Shinji Takehara became the first Japanese world middleweight champion when he won a unanimous decision over Jorge Castro of Argentina for the World Boxing Assn. version of the title in Tokyo.

Skiing

Alberto Tomba celebrated his 29th birthday by winning a World Cup slalom for his first victory of the season at Madonna Di Campiglio, Italy. Tomba, the defending World Cup champion, clocked the fastest time of 1 minute 34.62 seconds on his second run.

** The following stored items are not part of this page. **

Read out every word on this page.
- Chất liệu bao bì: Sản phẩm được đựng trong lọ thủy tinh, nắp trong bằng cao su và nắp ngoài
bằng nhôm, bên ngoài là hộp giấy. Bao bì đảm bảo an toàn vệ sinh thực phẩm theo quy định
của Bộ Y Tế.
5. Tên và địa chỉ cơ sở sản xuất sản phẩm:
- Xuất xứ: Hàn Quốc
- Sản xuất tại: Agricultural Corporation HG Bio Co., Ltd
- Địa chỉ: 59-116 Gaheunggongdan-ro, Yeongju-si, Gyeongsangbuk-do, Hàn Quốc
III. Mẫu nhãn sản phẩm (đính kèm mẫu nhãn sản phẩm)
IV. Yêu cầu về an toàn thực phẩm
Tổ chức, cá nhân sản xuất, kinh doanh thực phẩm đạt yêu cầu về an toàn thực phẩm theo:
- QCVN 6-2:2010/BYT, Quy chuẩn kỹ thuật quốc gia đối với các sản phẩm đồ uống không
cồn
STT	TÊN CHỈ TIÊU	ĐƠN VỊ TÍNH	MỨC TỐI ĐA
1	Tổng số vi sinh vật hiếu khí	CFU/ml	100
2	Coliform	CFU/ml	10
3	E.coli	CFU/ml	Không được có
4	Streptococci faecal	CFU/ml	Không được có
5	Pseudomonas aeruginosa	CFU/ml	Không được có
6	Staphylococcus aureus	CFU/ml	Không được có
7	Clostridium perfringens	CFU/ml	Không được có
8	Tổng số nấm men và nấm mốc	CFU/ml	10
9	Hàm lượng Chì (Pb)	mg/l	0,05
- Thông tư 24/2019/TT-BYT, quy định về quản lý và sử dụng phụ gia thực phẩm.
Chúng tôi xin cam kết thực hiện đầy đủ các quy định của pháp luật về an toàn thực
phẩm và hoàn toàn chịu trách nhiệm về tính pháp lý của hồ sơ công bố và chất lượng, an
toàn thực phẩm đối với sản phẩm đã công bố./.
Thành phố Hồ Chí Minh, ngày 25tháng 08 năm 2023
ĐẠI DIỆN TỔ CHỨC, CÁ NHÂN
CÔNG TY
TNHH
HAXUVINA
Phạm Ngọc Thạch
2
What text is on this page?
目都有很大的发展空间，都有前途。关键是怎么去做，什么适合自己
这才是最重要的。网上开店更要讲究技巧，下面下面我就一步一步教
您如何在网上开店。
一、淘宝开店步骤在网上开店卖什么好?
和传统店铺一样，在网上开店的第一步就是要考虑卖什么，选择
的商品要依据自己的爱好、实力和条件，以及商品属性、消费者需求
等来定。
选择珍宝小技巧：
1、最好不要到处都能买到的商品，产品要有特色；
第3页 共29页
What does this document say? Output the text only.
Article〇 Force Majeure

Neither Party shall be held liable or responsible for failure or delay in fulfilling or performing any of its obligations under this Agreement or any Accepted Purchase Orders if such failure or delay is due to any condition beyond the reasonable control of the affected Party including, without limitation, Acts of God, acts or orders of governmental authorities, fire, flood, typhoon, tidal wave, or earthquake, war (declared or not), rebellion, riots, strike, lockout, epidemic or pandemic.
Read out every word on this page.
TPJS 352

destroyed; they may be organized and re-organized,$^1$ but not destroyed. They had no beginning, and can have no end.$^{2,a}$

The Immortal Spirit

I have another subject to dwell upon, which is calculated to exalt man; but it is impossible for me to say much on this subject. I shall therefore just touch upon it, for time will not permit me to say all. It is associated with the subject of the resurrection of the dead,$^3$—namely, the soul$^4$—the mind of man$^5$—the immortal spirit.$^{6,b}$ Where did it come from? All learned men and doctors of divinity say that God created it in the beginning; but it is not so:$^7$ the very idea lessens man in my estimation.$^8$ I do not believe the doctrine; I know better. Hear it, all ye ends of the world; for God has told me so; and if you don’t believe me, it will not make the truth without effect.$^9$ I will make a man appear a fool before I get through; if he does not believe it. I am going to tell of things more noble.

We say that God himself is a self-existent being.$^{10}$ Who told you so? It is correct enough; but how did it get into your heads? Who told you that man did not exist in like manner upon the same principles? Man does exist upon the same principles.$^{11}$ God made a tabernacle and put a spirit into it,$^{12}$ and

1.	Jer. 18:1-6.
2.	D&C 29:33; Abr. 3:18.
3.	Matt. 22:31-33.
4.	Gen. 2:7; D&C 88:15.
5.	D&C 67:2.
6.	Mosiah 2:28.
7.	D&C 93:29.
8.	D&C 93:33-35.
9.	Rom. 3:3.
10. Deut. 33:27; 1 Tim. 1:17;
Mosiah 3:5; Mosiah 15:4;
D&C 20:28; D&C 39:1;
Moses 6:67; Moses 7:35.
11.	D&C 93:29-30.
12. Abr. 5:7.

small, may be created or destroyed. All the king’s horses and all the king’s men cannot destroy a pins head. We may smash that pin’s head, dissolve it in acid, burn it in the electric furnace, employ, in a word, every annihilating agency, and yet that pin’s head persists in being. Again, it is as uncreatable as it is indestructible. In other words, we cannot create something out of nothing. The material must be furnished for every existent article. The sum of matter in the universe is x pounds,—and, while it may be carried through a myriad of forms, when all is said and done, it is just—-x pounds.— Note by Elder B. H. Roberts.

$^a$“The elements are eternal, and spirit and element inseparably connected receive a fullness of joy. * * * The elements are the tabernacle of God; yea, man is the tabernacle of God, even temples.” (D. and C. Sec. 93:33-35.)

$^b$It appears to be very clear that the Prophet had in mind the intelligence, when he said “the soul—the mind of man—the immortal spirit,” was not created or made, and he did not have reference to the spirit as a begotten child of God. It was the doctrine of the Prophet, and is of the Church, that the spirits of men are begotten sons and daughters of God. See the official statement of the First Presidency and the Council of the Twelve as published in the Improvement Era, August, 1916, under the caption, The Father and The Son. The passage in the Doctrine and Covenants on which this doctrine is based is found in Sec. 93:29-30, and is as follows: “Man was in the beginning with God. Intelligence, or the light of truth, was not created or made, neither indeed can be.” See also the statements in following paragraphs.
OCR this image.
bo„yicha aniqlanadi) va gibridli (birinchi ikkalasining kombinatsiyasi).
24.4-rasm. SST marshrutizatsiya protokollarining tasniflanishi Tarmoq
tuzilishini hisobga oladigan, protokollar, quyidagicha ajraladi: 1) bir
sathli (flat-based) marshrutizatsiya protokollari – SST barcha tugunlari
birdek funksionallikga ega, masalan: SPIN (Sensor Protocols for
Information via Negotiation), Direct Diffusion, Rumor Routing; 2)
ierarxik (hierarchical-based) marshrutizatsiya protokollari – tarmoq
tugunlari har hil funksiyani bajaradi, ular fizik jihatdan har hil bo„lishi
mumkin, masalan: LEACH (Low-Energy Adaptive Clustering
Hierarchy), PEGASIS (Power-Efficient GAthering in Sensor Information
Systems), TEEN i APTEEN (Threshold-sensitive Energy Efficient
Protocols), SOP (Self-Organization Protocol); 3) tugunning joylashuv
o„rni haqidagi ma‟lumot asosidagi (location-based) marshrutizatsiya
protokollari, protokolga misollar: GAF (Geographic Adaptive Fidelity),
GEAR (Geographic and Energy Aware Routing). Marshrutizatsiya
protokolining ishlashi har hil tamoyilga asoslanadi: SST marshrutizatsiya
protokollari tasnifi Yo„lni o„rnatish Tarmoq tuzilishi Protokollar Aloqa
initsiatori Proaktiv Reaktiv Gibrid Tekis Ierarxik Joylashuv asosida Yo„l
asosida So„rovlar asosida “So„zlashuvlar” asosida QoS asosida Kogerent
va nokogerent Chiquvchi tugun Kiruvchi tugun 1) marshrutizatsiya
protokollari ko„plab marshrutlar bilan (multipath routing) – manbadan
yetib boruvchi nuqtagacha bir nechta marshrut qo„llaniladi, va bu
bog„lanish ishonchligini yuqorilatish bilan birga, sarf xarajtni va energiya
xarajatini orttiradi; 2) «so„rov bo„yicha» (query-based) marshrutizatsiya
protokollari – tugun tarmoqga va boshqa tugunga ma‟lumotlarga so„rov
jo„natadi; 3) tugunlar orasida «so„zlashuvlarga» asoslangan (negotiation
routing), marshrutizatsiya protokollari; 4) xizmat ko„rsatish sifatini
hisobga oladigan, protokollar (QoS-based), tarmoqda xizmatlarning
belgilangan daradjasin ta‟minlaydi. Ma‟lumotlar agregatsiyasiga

Yves Dimier of France had his best slalom performance ever by finishing second, though he was 1.55 seconds behind Tomba.

Olympics

Former President Jimmy Carter said there is still a chance that communist North Korea, the only country not to have accepted an invitation to next year's Olympic Games, will make itto Atlanta.

Names in the News

Tennis player Jeff Tarango offered an apology to the Wimbledon umpire whom he accused of corruption and to the sport itself, and the Grand Slam Committee responded by reducing his fines by $15,500 and relaxing his two-tournament suspension.

Tarango's fines were reduced from $43,756 to $28,256, and although he still will be prohibited from playing at Wimbledon next year, he now will be eligible to compete in the Australian Open next month.

Former Clemson football coach Frank Howard, 86, has been released from the hospital after suffering a mild heart attack last week.